Basically run each tenant on a subset of the nodes so that there is very little overlap of infrastructure between tenants. For more details, you can also see our KubeCon talk and its implementation in Mimir.
Shuffle sharding is also great for the uneven tenant sizes. We keep the smaller tenants on only 3 shards and increase the shard size as the tenant's scale grows. If we take the case of tenants with only 100 rows/sec, this will mean better compression and would also mean that queries will only need to go to 3 nodes, instead of the whole cluster.
This is the context I have, and for me, it's unthinkable to run 1000s of uneven tenants on 100s of nodes without shuffle sharding. I wondered how Dash0, PostHog, and others handle this.

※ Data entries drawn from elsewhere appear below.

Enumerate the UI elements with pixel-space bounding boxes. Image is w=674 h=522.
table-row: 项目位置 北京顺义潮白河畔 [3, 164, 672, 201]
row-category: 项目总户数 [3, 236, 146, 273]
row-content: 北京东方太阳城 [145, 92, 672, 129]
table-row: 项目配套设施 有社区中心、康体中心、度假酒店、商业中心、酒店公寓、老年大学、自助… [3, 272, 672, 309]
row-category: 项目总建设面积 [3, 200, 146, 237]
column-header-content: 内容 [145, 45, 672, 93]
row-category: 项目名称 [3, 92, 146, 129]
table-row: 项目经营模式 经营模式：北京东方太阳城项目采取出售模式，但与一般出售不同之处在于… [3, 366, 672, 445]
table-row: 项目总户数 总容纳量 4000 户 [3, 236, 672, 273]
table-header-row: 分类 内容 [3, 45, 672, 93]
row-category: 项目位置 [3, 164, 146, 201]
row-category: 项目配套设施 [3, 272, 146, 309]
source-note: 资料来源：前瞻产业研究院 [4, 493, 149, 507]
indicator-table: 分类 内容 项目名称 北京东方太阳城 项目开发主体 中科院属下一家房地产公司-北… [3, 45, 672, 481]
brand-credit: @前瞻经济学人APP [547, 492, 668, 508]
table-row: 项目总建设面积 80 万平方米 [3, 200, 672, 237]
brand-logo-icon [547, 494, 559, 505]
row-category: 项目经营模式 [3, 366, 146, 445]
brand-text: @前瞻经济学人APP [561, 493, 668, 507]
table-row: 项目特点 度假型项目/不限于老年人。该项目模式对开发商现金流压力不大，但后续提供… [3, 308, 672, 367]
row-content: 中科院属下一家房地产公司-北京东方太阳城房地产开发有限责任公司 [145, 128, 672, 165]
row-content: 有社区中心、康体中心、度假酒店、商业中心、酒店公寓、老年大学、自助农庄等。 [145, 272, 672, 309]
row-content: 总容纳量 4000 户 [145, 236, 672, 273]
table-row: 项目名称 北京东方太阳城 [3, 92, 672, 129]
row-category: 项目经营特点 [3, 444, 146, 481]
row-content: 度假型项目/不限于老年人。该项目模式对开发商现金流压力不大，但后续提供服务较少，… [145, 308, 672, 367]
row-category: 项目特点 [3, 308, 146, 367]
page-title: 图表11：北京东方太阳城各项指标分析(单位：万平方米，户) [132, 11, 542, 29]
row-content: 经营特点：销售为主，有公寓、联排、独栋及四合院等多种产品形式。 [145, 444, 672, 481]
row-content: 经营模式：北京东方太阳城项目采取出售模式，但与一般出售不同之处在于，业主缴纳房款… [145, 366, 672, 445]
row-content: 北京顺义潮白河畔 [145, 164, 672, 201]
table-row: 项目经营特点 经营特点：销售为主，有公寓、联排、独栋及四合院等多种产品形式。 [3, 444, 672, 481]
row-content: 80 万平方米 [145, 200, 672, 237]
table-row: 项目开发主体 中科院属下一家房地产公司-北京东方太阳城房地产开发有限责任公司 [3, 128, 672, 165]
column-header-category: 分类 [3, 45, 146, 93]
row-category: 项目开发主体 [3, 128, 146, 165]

And I found out that most people run very few shards. From this article from April, Dash0 only runs a single shard. I'm sure they bring up dedicated clusters for their larger customers but stick to a single shard for their smaller customers.
PostHog runs a “big cluster” with only 8 shards! They're running into problems with 8 shards, but that's when I realized that's a “large cluster” for ClickHouse. I know of a massive company that runs its entire logging infrastructure on a 2-shard, 2-replica cluster, with each node having 70 CPUs and 600 Gi RAM.
When you only have a few nodes, shuffle sharding becomes less of a requirement. I wonder if we (Grafana Cloud) are doing the wrong thing running 100s of nodes per cluster 😄.
I also got interested enough to read the ClickHouse paper, and they made some curious trade-offs. Maybe I will share my notes on it one of these days.